The process of trying to access the character doesn't necessarily change [between TV and stage]. At the end of the day, you're asking the same questions of your character: who they are, what's motivating them, why they behave the way that they do?”

Indeed, Babou has showcased his flair and asked many-a-question of the richly diverse characters he's played over the years, in projects such as Silent Witness (2008), Law & Order UK (2009), Casualty (2011), Luther (2011) and Half of a Yellow Sun (2013), to name a few. He's currently starring as Marcus in a Sky Atlantic original series 'Guerrilla' alongside Freida Pinto and Idris Elba.

Created by Academy Award-winning writer John Ridley (12 Years a Slave, American Crime), the film is based in 1970s London and explores the struggle for racial justice and equality at the time.

Babou reflects upon his character: “The thing I love about Marcus is that he is trying in a world where it's not necessarily accepted. “Marcus doesn't want the world to exist where you can be judged on the colour of your skin; he wants equality but at the same, he wouldn't change himself as a black man. On some level, he doesn't mind being recognised as what he is, he just doesn't want to be judged for it.

“That is an argument that doesn't come often, to see someone grappling with that.”

As one of the few black success stories in UK film, Ceesay notes the multiple dimensions to the 'glass ceiling' debate as it pertains to the UK film industry. Ultimately he is of the school that “the glass ceiling is there to be smashed by the mind.”

“My mum says 'get up onto the world stage as a human being first and foremost, along the way some people identify you as black, some - a man, some will say he looks and behaves this way. If you carry on allowing them to limit you then they will.'”

Babou has made ground-breaking career strides, played a significant amount of British/African roles and hasn't upped sticks completely for the Big Apple, to our knowledge.

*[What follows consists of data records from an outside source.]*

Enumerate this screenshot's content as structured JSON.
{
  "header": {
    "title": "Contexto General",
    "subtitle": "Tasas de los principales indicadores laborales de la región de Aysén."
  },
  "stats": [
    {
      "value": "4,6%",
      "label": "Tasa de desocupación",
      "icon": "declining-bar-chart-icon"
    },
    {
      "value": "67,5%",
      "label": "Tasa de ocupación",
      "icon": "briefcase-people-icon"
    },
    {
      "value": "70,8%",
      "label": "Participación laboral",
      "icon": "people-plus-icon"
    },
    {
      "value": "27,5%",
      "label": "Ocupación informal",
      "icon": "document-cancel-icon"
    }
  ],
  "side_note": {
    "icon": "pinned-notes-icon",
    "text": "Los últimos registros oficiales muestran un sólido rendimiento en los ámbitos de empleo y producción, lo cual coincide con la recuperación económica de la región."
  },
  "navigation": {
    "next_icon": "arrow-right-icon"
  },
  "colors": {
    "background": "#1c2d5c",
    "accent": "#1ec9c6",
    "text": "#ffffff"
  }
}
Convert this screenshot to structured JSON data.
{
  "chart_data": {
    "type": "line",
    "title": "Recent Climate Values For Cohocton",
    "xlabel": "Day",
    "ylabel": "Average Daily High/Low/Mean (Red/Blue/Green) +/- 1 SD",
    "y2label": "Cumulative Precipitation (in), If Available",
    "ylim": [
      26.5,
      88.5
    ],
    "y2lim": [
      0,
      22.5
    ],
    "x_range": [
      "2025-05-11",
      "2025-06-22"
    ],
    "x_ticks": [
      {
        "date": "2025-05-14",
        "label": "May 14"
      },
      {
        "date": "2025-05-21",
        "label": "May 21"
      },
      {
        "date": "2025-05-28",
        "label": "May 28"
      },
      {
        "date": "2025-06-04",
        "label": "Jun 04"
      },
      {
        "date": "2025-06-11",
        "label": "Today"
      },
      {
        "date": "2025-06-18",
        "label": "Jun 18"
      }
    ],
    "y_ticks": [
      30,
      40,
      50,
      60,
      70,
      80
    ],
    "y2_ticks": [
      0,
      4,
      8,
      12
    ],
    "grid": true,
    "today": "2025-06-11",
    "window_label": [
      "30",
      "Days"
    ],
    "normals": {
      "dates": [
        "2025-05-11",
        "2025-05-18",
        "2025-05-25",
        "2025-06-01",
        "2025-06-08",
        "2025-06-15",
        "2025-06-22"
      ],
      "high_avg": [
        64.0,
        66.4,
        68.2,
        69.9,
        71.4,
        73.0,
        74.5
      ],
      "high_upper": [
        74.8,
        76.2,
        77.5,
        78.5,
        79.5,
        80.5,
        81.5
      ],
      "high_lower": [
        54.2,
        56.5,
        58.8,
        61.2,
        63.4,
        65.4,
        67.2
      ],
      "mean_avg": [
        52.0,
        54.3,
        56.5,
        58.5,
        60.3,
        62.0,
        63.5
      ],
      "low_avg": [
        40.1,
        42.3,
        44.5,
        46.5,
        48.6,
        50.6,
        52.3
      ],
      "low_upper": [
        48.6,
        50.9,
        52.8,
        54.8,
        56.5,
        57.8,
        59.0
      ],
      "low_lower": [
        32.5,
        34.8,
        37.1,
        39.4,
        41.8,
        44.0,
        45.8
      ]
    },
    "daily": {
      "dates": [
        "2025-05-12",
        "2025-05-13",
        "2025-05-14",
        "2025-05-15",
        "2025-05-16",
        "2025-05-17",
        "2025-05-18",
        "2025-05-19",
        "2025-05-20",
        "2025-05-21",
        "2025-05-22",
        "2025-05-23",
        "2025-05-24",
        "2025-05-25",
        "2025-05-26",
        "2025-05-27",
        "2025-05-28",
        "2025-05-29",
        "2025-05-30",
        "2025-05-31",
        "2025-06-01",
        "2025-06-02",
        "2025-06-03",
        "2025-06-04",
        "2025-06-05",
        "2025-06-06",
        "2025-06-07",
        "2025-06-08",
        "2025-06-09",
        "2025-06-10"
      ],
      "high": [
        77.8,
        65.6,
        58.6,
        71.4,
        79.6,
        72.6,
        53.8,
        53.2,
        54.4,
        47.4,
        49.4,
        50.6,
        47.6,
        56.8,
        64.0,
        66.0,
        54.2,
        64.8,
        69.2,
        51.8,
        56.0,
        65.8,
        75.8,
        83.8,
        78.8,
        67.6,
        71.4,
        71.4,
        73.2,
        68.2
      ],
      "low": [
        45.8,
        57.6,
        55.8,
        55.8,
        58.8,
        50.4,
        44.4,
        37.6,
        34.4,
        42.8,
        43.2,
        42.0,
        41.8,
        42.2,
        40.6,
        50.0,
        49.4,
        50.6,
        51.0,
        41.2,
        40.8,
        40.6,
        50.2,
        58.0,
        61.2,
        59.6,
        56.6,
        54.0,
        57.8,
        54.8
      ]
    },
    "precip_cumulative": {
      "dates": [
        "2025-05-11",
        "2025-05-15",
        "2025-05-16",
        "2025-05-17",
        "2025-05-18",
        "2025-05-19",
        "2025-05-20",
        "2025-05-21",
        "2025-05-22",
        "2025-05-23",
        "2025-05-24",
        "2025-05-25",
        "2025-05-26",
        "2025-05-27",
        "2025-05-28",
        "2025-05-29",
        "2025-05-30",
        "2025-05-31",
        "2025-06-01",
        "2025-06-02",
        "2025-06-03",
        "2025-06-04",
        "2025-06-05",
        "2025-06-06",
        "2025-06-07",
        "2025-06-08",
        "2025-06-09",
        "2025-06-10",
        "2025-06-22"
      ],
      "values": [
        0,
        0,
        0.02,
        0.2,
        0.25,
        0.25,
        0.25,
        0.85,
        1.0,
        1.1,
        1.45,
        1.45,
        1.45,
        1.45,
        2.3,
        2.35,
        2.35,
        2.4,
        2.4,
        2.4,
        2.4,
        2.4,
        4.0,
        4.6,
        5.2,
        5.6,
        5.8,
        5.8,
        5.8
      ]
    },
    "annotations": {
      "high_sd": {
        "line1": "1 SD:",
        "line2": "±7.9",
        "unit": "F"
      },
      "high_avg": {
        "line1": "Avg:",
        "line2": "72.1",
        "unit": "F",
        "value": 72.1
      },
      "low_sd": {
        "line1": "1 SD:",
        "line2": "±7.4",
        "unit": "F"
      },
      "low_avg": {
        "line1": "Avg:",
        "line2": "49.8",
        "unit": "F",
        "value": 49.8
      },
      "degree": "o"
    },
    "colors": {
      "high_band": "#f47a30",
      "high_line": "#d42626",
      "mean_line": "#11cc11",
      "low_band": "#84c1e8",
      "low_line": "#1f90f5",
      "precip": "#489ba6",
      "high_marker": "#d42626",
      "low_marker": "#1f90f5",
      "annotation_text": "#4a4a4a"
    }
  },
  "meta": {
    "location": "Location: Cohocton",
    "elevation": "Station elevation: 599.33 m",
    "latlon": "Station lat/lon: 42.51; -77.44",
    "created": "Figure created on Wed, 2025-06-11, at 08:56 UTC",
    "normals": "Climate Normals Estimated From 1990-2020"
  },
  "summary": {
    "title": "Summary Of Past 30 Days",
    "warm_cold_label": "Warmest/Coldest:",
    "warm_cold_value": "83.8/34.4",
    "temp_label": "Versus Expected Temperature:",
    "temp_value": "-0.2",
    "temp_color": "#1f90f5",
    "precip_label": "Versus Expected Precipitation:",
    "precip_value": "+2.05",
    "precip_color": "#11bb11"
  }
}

As such, his stance on Samuel L Jackson's recent observations of the British actors is perhaps all-the-more important.

Ceesay reflects: “If I get the opportunity to play an African American, I will try my very best to treat it with the respect it deserves. I hope that my external view will be able to look beyond emotions to question behaviour, to create characters that may in the end be as profound as an African American could create.

“I identify as an African man and saw Forrest Whittaker play Idi Amin (The Last King of Scotland, 2007) and was given an Oscar for it. I am proud of that; in fact, there are some elements of the fact that he played it that's important. Meryl Streep played Thatcher (The Iron Lady, 2011) - I don't see anyone else playing that part, personally.

“I respect Samuel L Jackson, love his films and will continue to see them - including Kong, the moment I get an opportunity.”